Over the past fifteen years, liquid releases in gamma-emitting radionuclides from the French nuclear facilities has generally fallen by almost 85%. Almost 65% of gamma-emitting liquid effluents released into river freshwaters concerned the River Rhône (Southeast France), with around 85% of this originating from the Marcoule spent fuel reprocessing plant. Upstream of French nuclear plants, artificial radionuclides still detected by gamma spectrometry in 2006, include 137Cs, 131I as well as 60Co, 58Co and 54Mn in the case of the Rhine (Switzerland nuclear industries). In the wake of the fallout from the Chernobyl accident, 103Ru, 106Ru, 110mAg, 141Ce and 129Te were detected in rivers in the east of France. Some of these isotopes were found in aquatic plants until 1989. In eastern France, 137Cs activity in river sediments and mosses is still today two to three times greater than that observed in similar environments in western France. No 134Cs has been detected upstream of nuclear plants in French rivers since 2001. Downstream of nuclear plants, the gamma emitters still detected regularly in rivers in 2006 are 137Cs, 134Cs, 60Co, 58Co, 110mAg, 54Mn, 131I, together with 241Am downstream of the Marcoule spent fuel reprocessing plant.
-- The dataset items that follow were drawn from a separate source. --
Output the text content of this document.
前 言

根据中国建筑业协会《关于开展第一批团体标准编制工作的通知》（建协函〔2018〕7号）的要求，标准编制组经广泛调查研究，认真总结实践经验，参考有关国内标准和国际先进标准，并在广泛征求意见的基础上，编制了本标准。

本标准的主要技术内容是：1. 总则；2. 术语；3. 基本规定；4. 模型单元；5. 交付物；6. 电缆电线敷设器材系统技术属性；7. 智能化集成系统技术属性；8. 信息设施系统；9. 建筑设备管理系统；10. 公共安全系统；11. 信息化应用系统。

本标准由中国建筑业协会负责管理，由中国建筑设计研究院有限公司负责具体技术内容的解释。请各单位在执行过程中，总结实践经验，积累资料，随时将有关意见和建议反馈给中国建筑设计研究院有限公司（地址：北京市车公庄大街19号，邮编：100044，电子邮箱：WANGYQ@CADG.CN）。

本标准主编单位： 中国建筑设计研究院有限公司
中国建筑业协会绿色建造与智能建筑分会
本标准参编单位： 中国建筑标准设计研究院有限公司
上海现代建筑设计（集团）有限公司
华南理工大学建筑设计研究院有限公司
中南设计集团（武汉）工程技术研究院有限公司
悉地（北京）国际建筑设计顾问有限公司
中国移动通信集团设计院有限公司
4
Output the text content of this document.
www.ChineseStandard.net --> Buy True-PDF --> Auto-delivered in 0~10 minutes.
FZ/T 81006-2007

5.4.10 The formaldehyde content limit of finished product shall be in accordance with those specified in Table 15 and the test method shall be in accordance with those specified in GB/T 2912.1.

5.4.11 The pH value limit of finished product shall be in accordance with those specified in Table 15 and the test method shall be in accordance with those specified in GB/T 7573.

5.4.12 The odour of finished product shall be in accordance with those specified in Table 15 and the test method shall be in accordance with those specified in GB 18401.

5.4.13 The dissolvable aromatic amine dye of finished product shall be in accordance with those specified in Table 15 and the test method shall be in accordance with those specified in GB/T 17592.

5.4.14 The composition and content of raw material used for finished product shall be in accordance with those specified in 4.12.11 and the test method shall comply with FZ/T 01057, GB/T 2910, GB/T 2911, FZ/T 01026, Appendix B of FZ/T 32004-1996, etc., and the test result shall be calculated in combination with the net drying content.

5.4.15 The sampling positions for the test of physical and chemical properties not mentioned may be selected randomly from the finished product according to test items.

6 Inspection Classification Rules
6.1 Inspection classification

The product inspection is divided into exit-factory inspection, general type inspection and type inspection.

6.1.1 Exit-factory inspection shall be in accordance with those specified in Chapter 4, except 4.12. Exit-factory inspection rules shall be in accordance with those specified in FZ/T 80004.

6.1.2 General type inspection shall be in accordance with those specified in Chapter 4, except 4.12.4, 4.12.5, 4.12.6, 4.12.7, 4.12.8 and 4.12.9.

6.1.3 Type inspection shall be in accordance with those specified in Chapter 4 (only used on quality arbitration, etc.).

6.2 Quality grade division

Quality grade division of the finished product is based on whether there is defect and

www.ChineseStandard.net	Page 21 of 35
Alpha and beta emitters such as plutonium isotopes and 90Sr first enter freshwaters at the early 50's due to the leaching of soils submitted to the atmospheric fallout from nuclear testing. These elements were also introduced, in the case of the Rhône River, via effluent from the Marcoule reprocessing plant. Until the mid 1990s, plutonium isotopes levels observed in the lower reaches of the Rhône were 10 to 1000 times higher than those observed in other French freshwaters. Data gathered over a period of almost thirty years of radioecological studies has revealed that the only radionuclides detected in fish muscles are 137Cs, 90Sr, plutonium isotopes and 241Am. At the scale of the French territory, there is no significant difference since the mid 1990s between 137Cs activity observed downstream of nuclear facilities and that observed upstream whether in sediments, mosses and fish. Finally, this study highlights that the natural radioactivity of surface freshwaters is around 25 times greater than artificial radioactivity from gamma emitters. However, non gamma emitters released by nuclear industries, such as 3H, may conduct to artificial activity levels 2 to 20 times higher than natural levels.